A solution of acetic acid, 1.0 mol L–1 CH3COOH, contains sodium acetate, NaCH3COO. The percent ionization of the above solution is 0.25%. The Ka for acetic acid is 1.8 x 10–5. Which of the following is the concentration of NaCH3COO in acetic acid?

So i use Ka = [H+][CH3COO] / [CH3COOH]

after this im guessing

but am i to go 1 - 0.0025 = 0.9975

and then, sub for ka =

1.8 x 10–5. = (0.0025x)^2 / 0.9975x

but when i did it i didn't get the right answer.. please help :)

Your error is in thinking the Ac is the same as HAc. They are equal in a solution of acetic acid but the problem tells you that NaAc has been added. Now the solution has H^+ one number and the Ac is whatever you've added.

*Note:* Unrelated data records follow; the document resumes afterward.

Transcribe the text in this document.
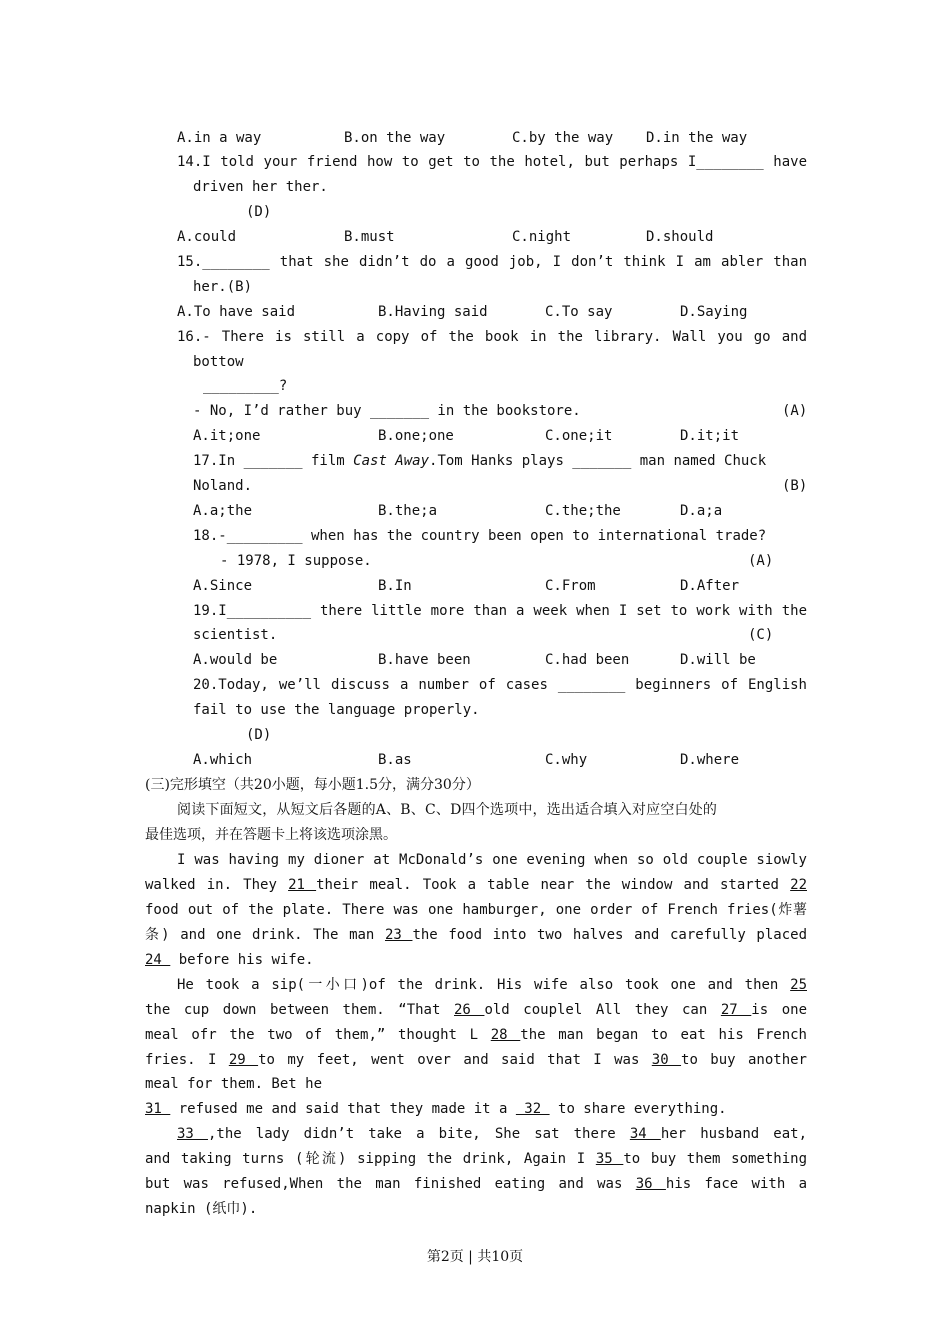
A.in a way	B.on the way	C.by the way D.in the way
14.I told your friend how to get to the hotel, but perhaps I________ have
driven her ther.
(D)
A.could	B.must	C.night	D.should
15.________ that she didn’t do a good job, I don’t think I am abler than
her.(B)
A.To have said	B.Having said	C.To say	D.Saying
16.- There is still a copy of the book in the library. Wall you go and
bottow
_________?
- No, I’d rather buy _______ in the bookstore.	(A)
A.it;one	B.one;one	C.one;it	D.it;it
17.In _______ film Cast Away.Tom Hanks plays _______ man named Chuck
Noland.	(B)
A.a;the	B.the;a	C.the;the	D.a;a
18.-_________ when has the country been open to international trade?
- 1978, I suppose.	(A)
A.Since	B.In	C.From	D.After
19.I__________ there little more than a week when I set to work with the
scientist.	(C)
A.would be	B.have been	C.had been	D.will be
20.Today, we’ll discuss a number of cases ________ beginners of English
fail to use the language properly.
(D)
A.which	B.as	C.why	D.where
(三)完形填空（共20小题，每小题1.5分，满分30分）
阅读下面短文，从短文后各题的A、B、C、D四个选项中，选出适合填入对应空白处的
最佳选项，并在答题卡上将该选项涂黑。
I was having my dioner at McDonald’s one evening when so old couple siowly
walked in. They 21 their meal. Took a table near the window and started 22
food out of the plate. There was one hamburger, one order of French fries(炸薯
条) and one drink. The man 23 the food into two halves and carefully placed
24  before his wife.
He took a sip(一小口)of the drink. His wife also took one and then 25
the cup down between them. “That 26 old couplel All they can 27 is one
meal ofr the two of them,” thought L 28 the man began to eat his French
fries. I 29 to my feet, went over and said that I was 30 to buy another
meal for them. Bet he
31  refused me and said that they made it a  32  to share everything.
33 ,the lady didn’t take a bite, She sat there 34 her husband eat,
and taking turns (轮流) sipping the drink, Again I 35 to buy them something
but was refused,When the man finished eating and was 36 his face with a
napkin (纸巾).
第2页 | 共10页
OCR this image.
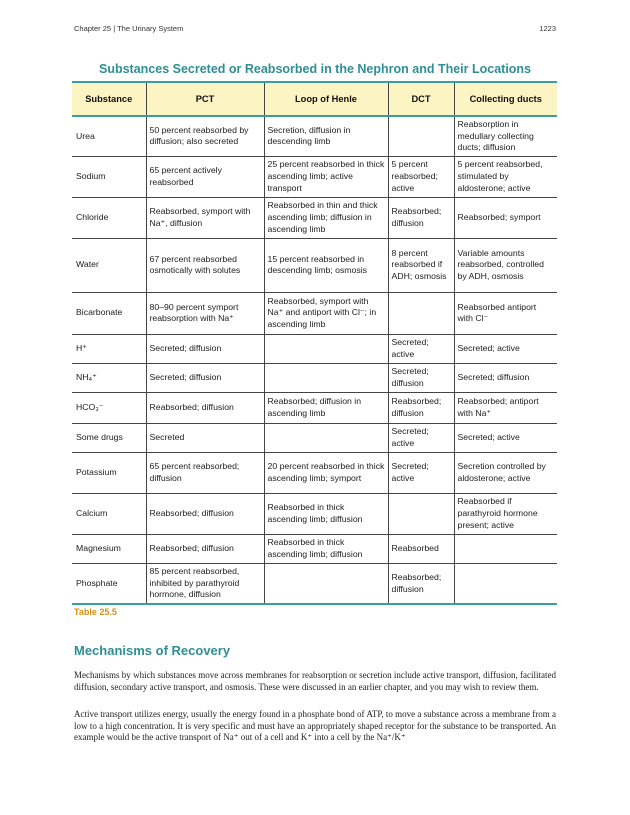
Chapter 25 | The Urinary System	1223
Substances Secreted or Reabsorbed in the Nephron and Their Locations
Substance	PCT	Loop of Henle	DCT	Collecting ducts
Urea	50 percent reabsorbed by diffusion; also secreted	Secretion, diffusion in descending limb		Reabsorption in medullary collecting ducts; diffusion
Sodium	65 percent actively reabsorbed	25 percent reabsorbed in thick ascending limb; active transport	5 percent reabsorbed; active	5 percent reabsorbed, stimulated by aldosterone; active
Chloride	Reabsorbed, symport with Na⁺, diffusion	Reabsorbed in thin and thick ascending limb; diffusion in ascending limb	Reabsorbed; diffusion	Reabsorbed; symport
Water	67 percent reabsorbed osmotically with solutes	15 percent reabsorbed in descending limb; osmosis	8 percent reabsorbed if ADH; osmosis	Variable amounts reabsorbed, controlled by ADH, osmosis
Bicarbonate	80–90 percent symport reabsorption with Na⁺	Reabsorbed, symport with Na⁺ and antiport with Cl⁻; in ascending limb		Reabsorbed antiport with Cl⁻
H⁺	Secreted; diffusion		Secreted; active	Secreted; active
NH₄⁺	Secreted; diffusion		Secreted; diffusion	Secreted; diffusion
HCO₃⁻	Reabsorbed; diffusion	Reabsorbed; diffusion in ascending limb	Reabsorbed; diffusion	Reabsorbed; antiport with Na⁺
Some drugs	Secreted		Secreted; active	Secreted; active
Potassium	65 percent reabsorbed; diffusion	20 percent reabsorbed in thick ascending limb; symport	Secreted; active	Secretion controlled by aldosterone; active
Calcium	Reabsorbed; diffusion	Reabsorbed in thick ascending limb; diffusion		Reabsorbed if parathyroid hormone present; active
Magnesium	Reabsorbed; diffusion	Reabsorbed in thick ascending limb; diffusion	Reabsorbed	
Phosphate	85 percent reabsorbed, inhibited by parathyroid hormone, diffusion		Reabsorbed; diffusion	
Table 25.5
Mechanisms of Recovery

Mechanisms by which substances move across membranes for reabsorption or secretion include active transport, diffusion, facilitated diffusion, secondary active transport, and osmosis. These were discussed in an earlier chapter, and you may wish to review them.

Active transport utilizes energy, usually the energy found in a phosphate bond of ATP, to move a substance across a membrane from a low to a high concentration. It is very specific and must have an appropriately shaped receptor for the substance to be transported. An example would be the active transport of Na⁺ out of a cell and K⁺ into a cell by the Na⁺/K⁺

So make that

Ka = (0.0025)(Ac^-)/(0.9975)
and solve for Ac^-. That will be the concn of the sodium acetate in that solution.

Hi thanks for answering.

so after solving for [CH3OO-] = 7.182x10^-3

but the answer provided is, any ideas?

4.7 x 10–3 mol L–1

To find the concentration of NaCH3COO in the acetic acid solution, you can use the equation for the percent ionization:

% ionization = (concentration of ionized acid / initial concentration of acid) * 100

Given that the percent ionization is 0.25%, you can set up the equation as follows:

0.25% = (x / 1.0) * 100

Simplifying, you get:

0.25 / 100 = x / 1.0

x = (0.25/100) * 1.0

x = 0.0025 mol/L

So, the concentration of NaCH3COO in the acetic acid solution is 0.0025 mol/L.